# Limit Problem

• December 30th 2012, 04:46 AM
marijakopljar
Limit Problem
if we have:
lim(x to 1) ((x/(x-1)-1/lnx)
then we get:

lim(x to 1) ((xlnx-x+1)/(xlnx-lnx))
then we take x=1:

lim(x to1)((ln(1)+1-1) / (ln(1)-ln(1))
we get 0/0
and can apply LH:

but NOW:
How do we get NOW lim(x to1)((xlnx)/(xlnx+x-1)???
What is the inversion doing here?
Many thanks!

• December 30th 2012, 06:34 AM
skeeter
Re: Limit Problem
$\lim_{x \to 1} \frac{x}{x-1} - \frac{1}{\ln{x}}$

$\lim_{x \to 1} \frac{x\ln{x}}{(x-1)\ln{x}} - \frac{x-1}{(x-1)\ln{x}}$

$\lim_{x \to 1} \frac{x\ln{x} - (x-1)}{(x-1)\ln{x}}$

$\lim_{x \to 1} \frac{x\ln{x} - x + 1}{(x-1)\ln{x}}$

L'Hopital ...

$\lim_{x \to 1} \frac{x \cdot \frac{1}{x} + \ln{x} - 1}{(x-1)\cdot \frac{1}{x} + \ln{x}}$

$\lim_{x \to 1} \frac{\ln{x}}{1 - \frac{1}{x} + \ln{x}}$

multiply numerator and denominator by $x$ ...

$\lim_{x \to 1} \frac{x\ln{x}}{x - 1 + x\ln{x}}$

L'Hopital again ...

$\lim_{x \to 1} \frac{1+ \ln{x}}{2+\ln{x}} = \frac{1}{2}$
• December 30th 2012, 11:40 AM
marijakopljar
Re: Limit Problem

in the fifth line how did u get x*(1/x)+lnx-1?

it should be d/dx xlnx-x+1, shouldn't it?

p.s. re U using latex?
• December 30th 2012, 11:45 AM
zachd77
Re: Limit Problem
In line 5, that's the same thing as the derivative of x*lnx-x+1. If you look at the definition of L'Hopital's Rule, it implies differentiation of the numerator and the denominator.
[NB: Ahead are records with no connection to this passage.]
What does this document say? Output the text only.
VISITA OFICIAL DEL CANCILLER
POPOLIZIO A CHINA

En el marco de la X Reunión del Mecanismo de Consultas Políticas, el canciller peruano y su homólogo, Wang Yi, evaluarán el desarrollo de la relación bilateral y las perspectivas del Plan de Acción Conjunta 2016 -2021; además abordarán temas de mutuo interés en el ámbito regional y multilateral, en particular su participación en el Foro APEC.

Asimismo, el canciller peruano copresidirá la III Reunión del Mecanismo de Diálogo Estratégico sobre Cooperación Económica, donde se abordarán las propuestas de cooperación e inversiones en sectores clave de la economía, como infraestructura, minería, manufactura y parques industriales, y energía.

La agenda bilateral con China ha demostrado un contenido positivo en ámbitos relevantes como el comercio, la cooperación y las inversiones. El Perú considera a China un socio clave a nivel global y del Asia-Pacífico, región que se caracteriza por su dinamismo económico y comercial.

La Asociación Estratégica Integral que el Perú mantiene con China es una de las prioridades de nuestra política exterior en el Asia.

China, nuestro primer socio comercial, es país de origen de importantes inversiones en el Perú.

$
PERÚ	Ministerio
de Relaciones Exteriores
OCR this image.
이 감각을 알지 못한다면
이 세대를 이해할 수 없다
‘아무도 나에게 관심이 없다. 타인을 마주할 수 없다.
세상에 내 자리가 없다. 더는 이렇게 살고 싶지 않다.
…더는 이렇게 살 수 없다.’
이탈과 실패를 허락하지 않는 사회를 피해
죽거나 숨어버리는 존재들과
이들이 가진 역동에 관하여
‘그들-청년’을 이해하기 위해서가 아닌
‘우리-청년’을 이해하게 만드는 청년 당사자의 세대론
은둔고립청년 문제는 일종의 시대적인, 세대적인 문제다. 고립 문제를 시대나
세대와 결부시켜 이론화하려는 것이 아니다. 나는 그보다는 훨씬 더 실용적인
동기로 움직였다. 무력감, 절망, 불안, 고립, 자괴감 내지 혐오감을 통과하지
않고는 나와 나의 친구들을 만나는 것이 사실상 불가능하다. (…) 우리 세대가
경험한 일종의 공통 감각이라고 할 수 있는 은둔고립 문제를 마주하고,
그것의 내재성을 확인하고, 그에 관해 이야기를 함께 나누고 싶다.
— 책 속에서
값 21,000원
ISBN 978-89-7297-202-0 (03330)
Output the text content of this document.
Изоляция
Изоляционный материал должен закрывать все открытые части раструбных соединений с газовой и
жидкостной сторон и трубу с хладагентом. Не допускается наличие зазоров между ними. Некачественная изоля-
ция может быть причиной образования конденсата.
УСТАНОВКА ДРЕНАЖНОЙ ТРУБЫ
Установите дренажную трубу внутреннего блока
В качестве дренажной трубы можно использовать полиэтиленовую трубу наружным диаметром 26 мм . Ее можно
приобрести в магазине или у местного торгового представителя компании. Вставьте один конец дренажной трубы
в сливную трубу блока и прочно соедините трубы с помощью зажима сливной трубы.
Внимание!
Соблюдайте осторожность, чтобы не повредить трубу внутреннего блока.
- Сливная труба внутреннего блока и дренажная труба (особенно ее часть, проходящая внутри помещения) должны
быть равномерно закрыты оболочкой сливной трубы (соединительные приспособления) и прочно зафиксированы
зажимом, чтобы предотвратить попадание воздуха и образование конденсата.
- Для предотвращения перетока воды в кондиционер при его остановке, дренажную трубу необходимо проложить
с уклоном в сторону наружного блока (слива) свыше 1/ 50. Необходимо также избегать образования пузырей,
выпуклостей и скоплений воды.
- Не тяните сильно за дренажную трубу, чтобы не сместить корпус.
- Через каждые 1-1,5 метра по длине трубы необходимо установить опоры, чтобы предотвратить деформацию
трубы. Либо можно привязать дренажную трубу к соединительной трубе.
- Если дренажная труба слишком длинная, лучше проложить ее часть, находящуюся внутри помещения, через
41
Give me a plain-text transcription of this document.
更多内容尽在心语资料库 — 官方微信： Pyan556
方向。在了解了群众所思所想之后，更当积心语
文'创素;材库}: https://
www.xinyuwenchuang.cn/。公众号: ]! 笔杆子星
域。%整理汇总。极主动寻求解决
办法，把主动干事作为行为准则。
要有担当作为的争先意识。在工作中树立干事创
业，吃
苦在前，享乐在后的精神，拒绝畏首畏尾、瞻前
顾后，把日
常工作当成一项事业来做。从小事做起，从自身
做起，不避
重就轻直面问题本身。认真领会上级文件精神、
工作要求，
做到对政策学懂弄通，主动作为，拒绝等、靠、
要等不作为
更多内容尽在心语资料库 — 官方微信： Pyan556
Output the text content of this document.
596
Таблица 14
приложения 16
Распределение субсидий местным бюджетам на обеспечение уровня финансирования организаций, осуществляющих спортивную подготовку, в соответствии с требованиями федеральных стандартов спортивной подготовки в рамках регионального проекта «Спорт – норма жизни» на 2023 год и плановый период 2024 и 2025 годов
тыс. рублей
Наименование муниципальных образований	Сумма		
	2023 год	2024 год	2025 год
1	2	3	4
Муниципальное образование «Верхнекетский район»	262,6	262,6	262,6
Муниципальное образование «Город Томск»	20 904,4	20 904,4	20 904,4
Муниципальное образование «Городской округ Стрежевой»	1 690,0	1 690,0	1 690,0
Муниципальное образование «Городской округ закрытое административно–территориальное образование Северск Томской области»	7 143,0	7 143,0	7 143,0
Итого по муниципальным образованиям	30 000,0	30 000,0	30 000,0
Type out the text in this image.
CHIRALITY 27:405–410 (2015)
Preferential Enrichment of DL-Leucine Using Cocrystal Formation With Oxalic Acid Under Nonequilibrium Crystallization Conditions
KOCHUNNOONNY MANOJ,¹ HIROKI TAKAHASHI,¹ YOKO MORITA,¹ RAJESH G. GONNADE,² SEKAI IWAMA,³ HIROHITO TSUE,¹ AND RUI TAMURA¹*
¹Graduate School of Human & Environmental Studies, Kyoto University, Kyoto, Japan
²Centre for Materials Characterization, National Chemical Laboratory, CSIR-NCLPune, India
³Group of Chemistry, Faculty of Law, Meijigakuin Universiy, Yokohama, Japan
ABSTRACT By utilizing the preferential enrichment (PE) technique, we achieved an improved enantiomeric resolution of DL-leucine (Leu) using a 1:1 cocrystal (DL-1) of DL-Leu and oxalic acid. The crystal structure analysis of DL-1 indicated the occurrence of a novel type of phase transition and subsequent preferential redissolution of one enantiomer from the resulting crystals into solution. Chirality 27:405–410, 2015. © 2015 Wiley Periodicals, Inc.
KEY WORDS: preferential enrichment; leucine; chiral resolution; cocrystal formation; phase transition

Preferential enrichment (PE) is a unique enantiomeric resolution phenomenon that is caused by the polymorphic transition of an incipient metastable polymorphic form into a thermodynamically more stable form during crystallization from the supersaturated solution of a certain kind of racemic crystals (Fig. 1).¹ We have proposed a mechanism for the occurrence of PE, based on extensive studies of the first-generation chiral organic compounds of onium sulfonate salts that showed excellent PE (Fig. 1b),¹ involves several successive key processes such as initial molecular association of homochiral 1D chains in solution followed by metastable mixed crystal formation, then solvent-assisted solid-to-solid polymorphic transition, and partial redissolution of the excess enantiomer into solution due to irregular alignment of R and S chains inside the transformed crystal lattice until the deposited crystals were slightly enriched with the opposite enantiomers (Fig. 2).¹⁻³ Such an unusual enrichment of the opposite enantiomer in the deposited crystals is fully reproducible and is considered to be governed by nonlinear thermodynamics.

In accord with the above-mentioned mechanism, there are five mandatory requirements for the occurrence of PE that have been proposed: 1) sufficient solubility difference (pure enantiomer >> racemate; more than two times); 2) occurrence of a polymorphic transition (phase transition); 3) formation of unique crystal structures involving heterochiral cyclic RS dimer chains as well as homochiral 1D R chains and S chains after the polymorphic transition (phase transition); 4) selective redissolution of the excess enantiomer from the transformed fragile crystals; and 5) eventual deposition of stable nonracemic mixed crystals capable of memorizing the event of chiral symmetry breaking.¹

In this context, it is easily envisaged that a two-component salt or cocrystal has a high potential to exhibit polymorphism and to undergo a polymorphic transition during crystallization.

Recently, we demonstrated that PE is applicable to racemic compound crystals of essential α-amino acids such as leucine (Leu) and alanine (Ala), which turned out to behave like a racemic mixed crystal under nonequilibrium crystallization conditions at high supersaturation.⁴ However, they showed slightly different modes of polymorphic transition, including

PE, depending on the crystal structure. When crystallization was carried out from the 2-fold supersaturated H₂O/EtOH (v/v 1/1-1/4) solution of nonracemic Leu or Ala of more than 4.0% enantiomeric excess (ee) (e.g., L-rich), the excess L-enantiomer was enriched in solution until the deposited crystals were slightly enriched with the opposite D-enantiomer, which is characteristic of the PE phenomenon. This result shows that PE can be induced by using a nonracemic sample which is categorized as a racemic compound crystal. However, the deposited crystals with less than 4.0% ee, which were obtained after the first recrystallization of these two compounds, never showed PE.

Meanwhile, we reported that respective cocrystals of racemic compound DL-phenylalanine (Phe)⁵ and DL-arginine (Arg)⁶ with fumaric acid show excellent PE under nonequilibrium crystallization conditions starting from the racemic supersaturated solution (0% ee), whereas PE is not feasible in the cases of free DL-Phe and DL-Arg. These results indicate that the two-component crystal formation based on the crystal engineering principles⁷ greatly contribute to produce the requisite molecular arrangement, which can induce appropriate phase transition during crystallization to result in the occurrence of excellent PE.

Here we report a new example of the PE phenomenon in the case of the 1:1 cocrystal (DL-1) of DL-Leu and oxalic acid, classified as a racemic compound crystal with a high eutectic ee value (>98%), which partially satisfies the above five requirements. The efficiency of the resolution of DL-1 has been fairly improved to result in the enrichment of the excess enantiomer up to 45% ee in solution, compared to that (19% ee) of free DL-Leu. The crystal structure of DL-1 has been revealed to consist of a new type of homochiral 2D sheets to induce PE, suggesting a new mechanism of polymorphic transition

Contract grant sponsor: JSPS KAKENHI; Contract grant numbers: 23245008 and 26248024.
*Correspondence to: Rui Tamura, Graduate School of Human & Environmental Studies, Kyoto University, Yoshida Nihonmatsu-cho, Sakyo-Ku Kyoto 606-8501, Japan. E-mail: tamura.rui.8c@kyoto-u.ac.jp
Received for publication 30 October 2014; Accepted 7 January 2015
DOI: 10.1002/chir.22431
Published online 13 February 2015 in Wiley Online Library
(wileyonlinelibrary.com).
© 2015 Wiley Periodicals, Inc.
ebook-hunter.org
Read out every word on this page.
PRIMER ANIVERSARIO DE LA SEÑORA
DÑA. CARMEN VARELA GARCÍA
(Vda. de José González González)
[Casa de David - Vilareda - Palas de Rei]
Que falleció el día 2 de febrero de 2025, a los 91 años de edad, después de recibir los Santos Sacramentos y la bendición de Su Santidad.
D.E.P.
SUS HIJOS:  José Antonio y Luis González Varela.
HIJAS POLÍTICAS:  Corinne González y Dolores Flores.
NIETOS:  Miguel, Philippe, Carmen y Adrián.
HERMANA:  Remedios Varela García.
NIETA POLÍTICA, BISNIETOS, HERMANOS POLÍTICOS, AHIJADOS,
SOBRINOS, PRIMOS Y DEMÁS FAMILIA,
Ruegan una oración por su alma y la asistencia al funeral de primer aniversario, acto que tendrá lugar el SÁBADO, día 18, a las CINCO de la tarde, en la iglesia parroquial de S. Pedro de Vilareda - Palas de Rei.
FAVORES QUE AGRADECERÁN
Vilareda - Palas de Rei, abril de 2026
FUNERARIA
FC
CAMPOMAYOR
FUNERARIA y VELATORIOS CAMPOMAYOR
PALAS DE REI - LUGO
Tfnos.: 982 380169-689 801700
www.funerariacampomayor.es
Therefore, line 5 shows the derivative of the numerator and the denominator from line 4. Line 5 simply results from using L'Hopital's Rule.
• December 30th 2012, 11:47 AM
skeeter
Re: Limit Problem
Quote:

Originally Posted by marijakopljar

in the fifth line how did u get x*(1/x)+lnx-1?

it should be d/dx xlnx-x+1, shouldn't it?

p.s. re U using latex?

have you not learned the product rule for derivatives ?

$\frac{d}{dx}[{\color{red}x \ln{x}} - x + 1] = {\color{red}x \cdot \frac{1}{x} + \ln{x} \cdot 1} - 1 = 1 + \ln{x} - 1 = \ln{x}$

... and yes, the script is Latex.
• December 30th 2012, 02:20 PM
marijakopljar
Re: Limit Problem
Thank You, that is exactly what I missed!!!
• December 31st 2012, 01:57 AM
marijakopljar
Re: Limit Problem
Dear All!
Please, could anyone help me with this:
Find number a is element of R so that the function f(x)=a; x<=0
( x^1/2-1)/(x^1/3-1); x>0

is continuous in R?

R: a=3/2

p.s. how to get latex here? I tried to write by tags, but it just showed the source, what I wrote, and not the nice latex text!
• December 31st 2012, 05:42 AM
skeeter
Re: Limit Problem
Quote:

Originally Posted by marijakopljar
Dear All!
Please, could anyone help me with this:
Find number a is element of R so that the function f(x)=a; x<=0
( x^1/2-1)/(x^1/3-1); x>0

is continuous in R?

R: a=3/2

p.s. how to get latex here? I tried to write by tags, but it just showed the source, what I wrote, and not the nice latex text!

Start a new problem with a new thread.